MSHA stepped up enforcement following an explosion that killed 29 men at Massey Energy's Upper Big Branch mine in West Virginia last April. The agency conducted an inspection blitz of 57 problem mines in April and forced six of them to halt production until problems were addressed. The blast was the worst U.S. coal mining disaster since 1970 and remains the subject of civil and criminal investigations.

MSHA described the latest raids as a continuation of the crackdown.

None of the latest inspections involved Virginia-based Massey Energy, a major U.S. producer that operates dozens of mines in West Virginia, Kentucky and Virginia.

Inspectors issued 43 citations to ICG after raiding the company's Classic Mine in eastern Kentucky, MSHA said. ICG was ordered to write a new ventilation plan to fix problems including inoperable dust controls, according to the agency.

ICG said it has fixed the violations and production resumed Monday after MSHA approved a new ventilation plan. Some of the citations will be contested, but others will not, the Scott Depot-based company said.
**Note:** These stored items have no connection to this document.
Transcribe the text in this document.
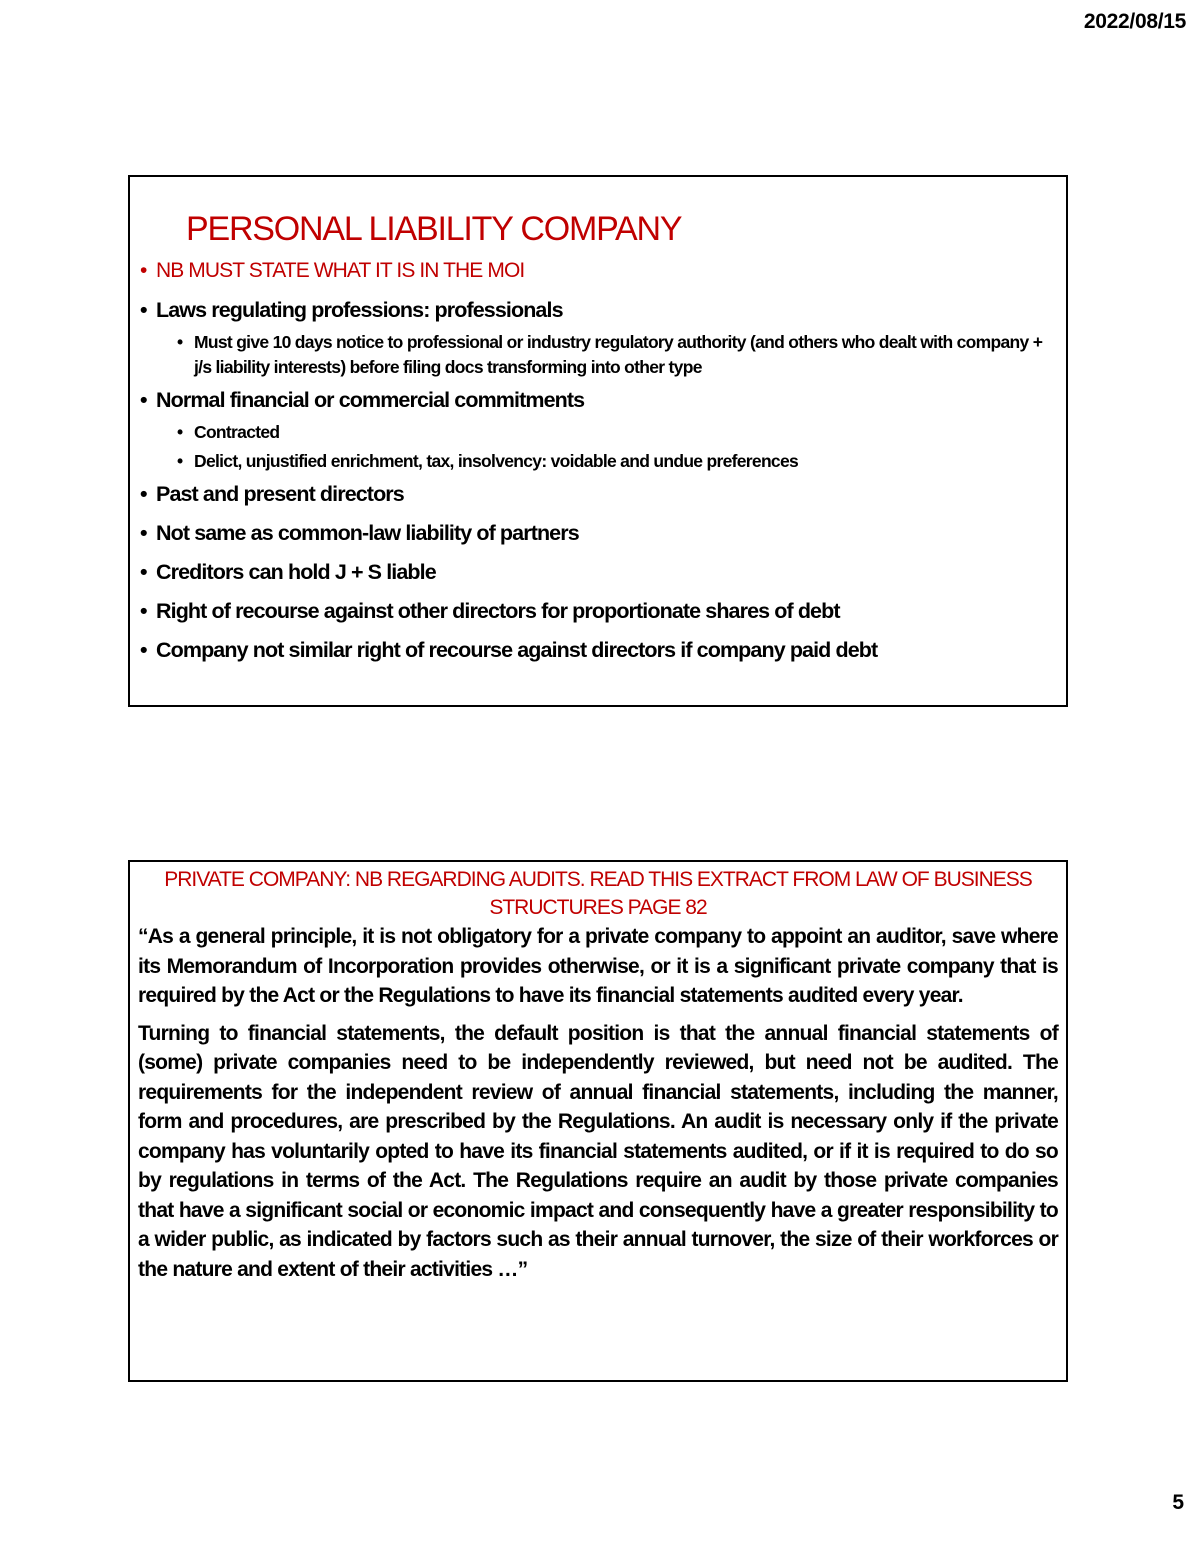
2022/08/15
PERSONAL LIABILITY COMPANY
• NB MUST STATE WHAT IT IS IN THE MOI
• Laws regulating professions: professionals
• Must give 10 days notice to professional or industry regulatory authority (and others who dealt with company + j/s liability interests) before filing docs transforming into other type
• Normal financial or commercial commitments
• Contracted
• Delict, unjustified enrichment, tax, insolvency: voidable and undue preferences
• Past and present directors
• Not same as common-law liability of partners
• Creditors can hold J + S liable
• Right of recourse against other directors for proportionate shares of debt
• Company not similar right of recourse against directors if company paid debt
PRIVATE COMPANY: NB REGARDING AUDITS. READ THIS EXTRACT FROM LAW OF BUSINESS STRUCTURES PAGE 82

“As a general principle, it is not obligatory for a private company to appoint an auditor, save where its Memorandum of Incorporation provides otherwise, or it is a significant private company that is required by the Act or the Regulations to have its financial statements audited every year.

Turning to financial statements, the default position is that the annual financial statements of (some) private companies need to be independently reviewed, but need not be audited. The requirements for the independent review of annual financial statements, including the manner, form and procedures, are prescribed by the Regulations. An audit is necessary only if the private company has voluntarily opted to have its financial statements audited, or if it is required to do so by regulations in terms of the Act. The Regulations require an audit by those private companies that have a significant social or economic impact and consequently have a greater responsibility to a wider public, as indicated by factors such as their annual turnover, the size of their workforces or the nature and extent of their activities …”

5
"ICG also adamantly opposes any implication contained in MSHA's press release that it was necessary to seize mine communications to avoid advance notice of MSHA's inspection,'' the company said. "ICG is committed to operating all of its mines safely and complying with all federal and state mine safety regulations.''

MSHA said it had seized control of phone lines at the four mines to prevent people on the surface from alerting workers underground to the presence of inspectors.

Massey Energy miners have alleged in congressional testimony that the company used to send out a warning when inspectors arrived.

Much of the Maple Eagle No. 1 Mine in Southern West Virginia was shut down, as well, after inspectors issued 31 citations for various violations, MSHA said. The agency categorized 10 of the violations as unwarrantable failures, a designation reserved aggravating conduct deemed worse than ordinary negligence.

A spokeswoman for operator Maple Coal had no immediate comment. Nor did Darrell Wagner, owner of the Tri-State One mine in Tennessee. A working telephone number for K&D Mining, operator of the second Kentucky mine cited in the raids, could not be located.